14. Hadiah Dari Sang Bidadari

104 40 113
                                    

"Berlawanan sama orang tua itu berat, ngelawan sedikit dianggap durhaka.
Tapi, nggak ngelawan kita yang menderita."

**

"Jadi, gimana? Setelah kita bawa lo masuk, apa lagi yang terjadi di mimpi lo, el?" lanjut Evan setelah foto bersama.

El diam sejenak, ia menarik napas dalam-dalam dan hembuskan perlahan.

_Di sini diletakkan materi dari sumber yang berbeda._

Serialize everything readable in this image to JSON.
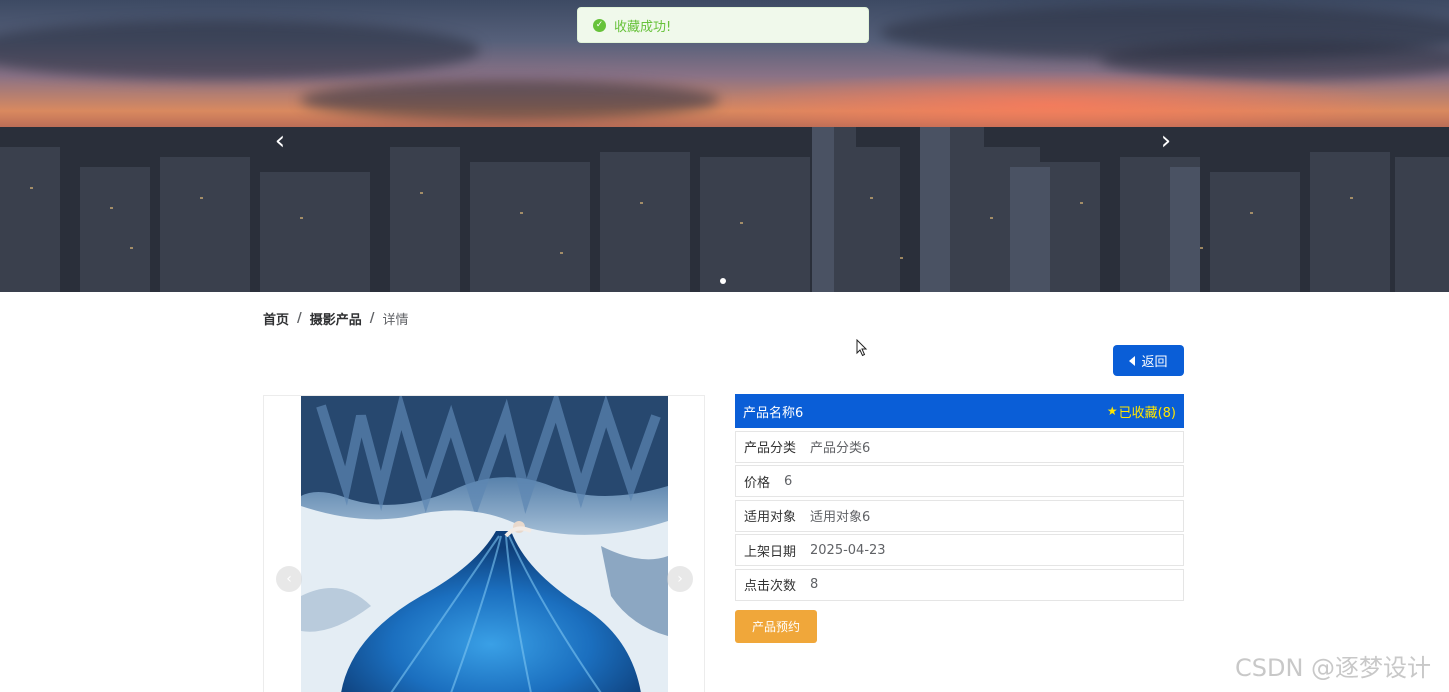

"Seinget gue.... gak lama dari kita ngobrol di ruangan ini, dokter manggil antara kita trus di kasih kabar itu." Tak disadari, air mata El hampir terjatuh, ia langsung mengedipkan mata agar tak terlihat jika dirinya tengah bersedih.

"Jadi gitu, ya. Yaudah, sekarang lo istirahat aja dulu, kalau udah sembuh kita ke markas lagi buat syukuran karena lo udah siuman." Evan menjawab dengan senyuman ramah di wajahnya.

"Oh ya, Ed, kemarin katanya lo ada lomba di luar kota? Gimana hasilnya?" Tanya El dengan menghadapkan wajahnya ke arah Edgard.

"Lo tau dari mana kalau gue ada lomba di luar kota? By the way, lo ga sopan lagi ya manggil gue ed-ed" ucap Edgard dengan menyipitkan mata.

"Hasilnya baik kok, tim gue dapet juara umum 1," lanjutnya.

El meringis, lalu menjawab. "Berati masuk ke mimpi gue juga bang, soalnya waktu itu Evan dapet telpon dari lo, katanya lo lagi ada di luar kota ada lomba voli," jelasnya.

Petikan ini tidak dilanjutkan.